Whether they’ll be able to do that this year under any of the three quarterbacks on the roster is definitely a question mark.
Starting out slowly
For most of Dave Clawson’s first three seasons, the Deacons played at a more methodical pace. That brought out questions about offensive coordinator Warren Ruggiero, who didn’t seem to be doing much that qualified as interesting or exciting.
But the Deacons also were struggling to find an offensive line, and they had a pretty solid defense. So Clawson ordered Ruggiero to play conservatively, including the pace. Clawson took responsibility for the decision in an interview with the Winston-Salem Journal this spring.
“I forced our offense to play slow the first couple of years because we were so good on defense and we weren’t as good on offense,” Clawson said. “… That was my decision as the head coach, because I thought that gave us the best chance to win. That was not Warren’s decision, that was mine.”
Ruggiero said that for most of his 20 years as a coordinator he had played an up-tempo, no-huddle offense. That came out last year with a strong line and an experienced quarterback who could make quick decisions.

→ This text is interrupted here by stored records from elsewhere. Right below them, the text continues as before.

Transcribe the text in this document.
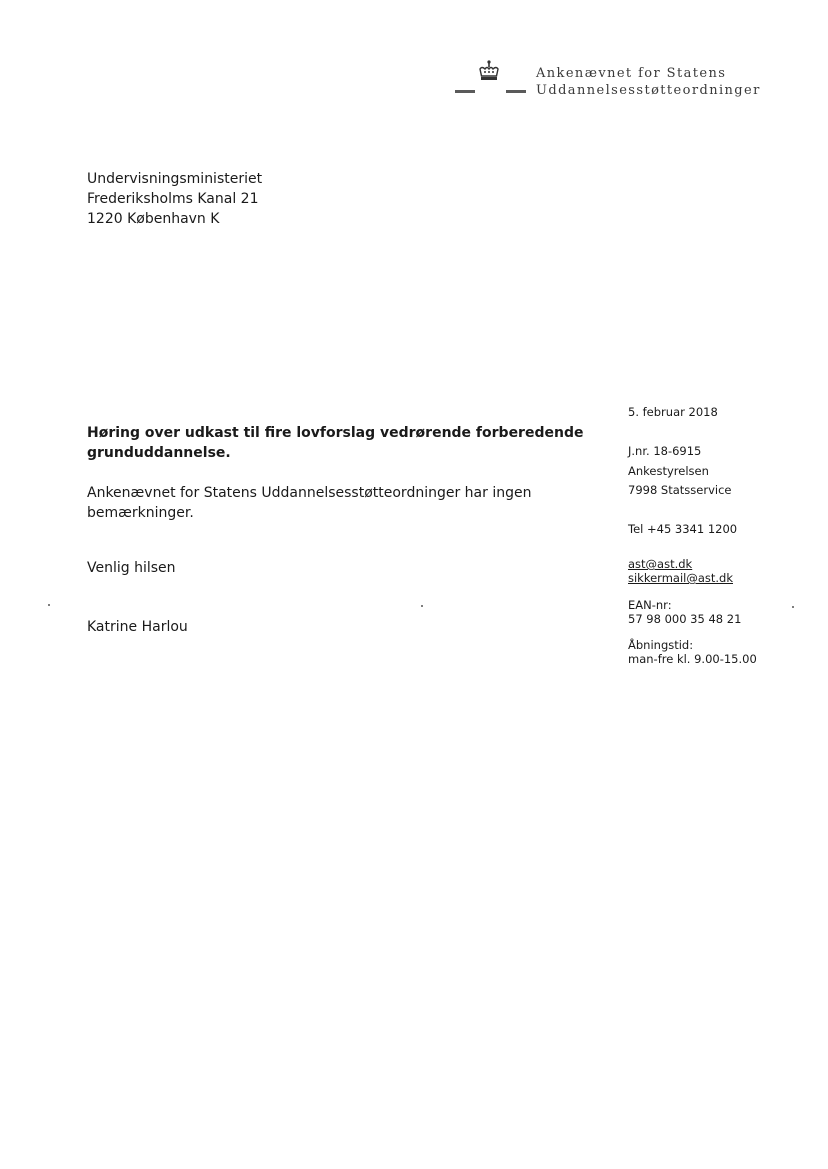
Ankenævnet for Statens
Uddannelsesstøtteordninger
Undervisningsministeriet
Frederiksholms Kanal 21
1220 København K
Høring over udkast til fire lovforslag vedrørende forberedende
grunduddannelse.
Ankenævnet for Statens Uddannelsesstøtteordninger har ingen
bemærkninger.
Venlig hilsen
Katrine Harlou
5. februar 2018
J.nr. 18-6915
Ankestyrelsen
7998 Statsservice
Tel +45 3341 1200
ast@ast.dk
sikkermail@ast.dk
EAN-nr:
57 98 000 35 48 21
Åbningstid:
man-fre kl. 9.00-15.00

As a team that often is competing against schools with better talent, every small advantage makes a difference. The ability to play quickly — sometimes letting the quarterback make a play call immediately after another play ends — seems small but can turn into something much bigger. The Deacons tired out opponents or caught them off guard repeatedly last season.
Tempo statistics can be impacted by a number of factors, such as how often a team builds a big lead during the season, which might cause them to play more slowly. But using seconds between plays is a pretty good measure, and it’s easy to see how the Deacons have improved.
After being at the bottom of the ACC in Clawson’s first two years, they moved closer to the middle of the pack in 2016. But last season was a huge jump.
Wake Forest barely trailed Syracuse for fewest seconds between plays on average, 21.91 to 21.14. The only other ACC program even below 24 seconds was UNC at 22.92.
How fast in 2018?
While the offensive line returns, Wolford does not. Ruggiero’s most experienced quarterback, Kendall Hinton, is suspended for the first three games of the season. His options are redshirt sophomore Jamie Newman, who threw four passes last year, and true freshman Sam Hartman.
Perhaps it was telling that after the first fall scrimmage, Clawson didn’t comment extensively on anything the quarterbacks did physically. He talked about the mental toll to the Winston-Salem Journal.
“The challenge of playing quarterback in our offense is the ability to do that 60 minutes, 80 to 90 plays and make all of those decisions as quick as you have to make them,” Clawson said. “I think they both did some good things, but I think they both had a little bit of mental fatigue. I don’t know if either of them is ready to do it for 85, 90 snaps.”
If pace plays into the decision on who will start at quarterback, it could favor Hartman, who has been playing in an up-tempo, spread attack in high school, the same system that produced Will Grier, the West Virginia quarterback.
When Newman arrived on campus in 2016, the coaching staff was surprised at how far he was from grasping the college game. Additionally, recent comments by Ruggiero make it seem as though the staff doesn’t believe Newman took advantage of his last several years because he was third string. So despite having three years in the program, he may not have much of a leg up on Hartman in knowing the system.
So will Ruggiero have to slow things down, especially in the early going? We’ll have to wait and see if Wake Forest can hold on to one of the factors that worked in its favor last season.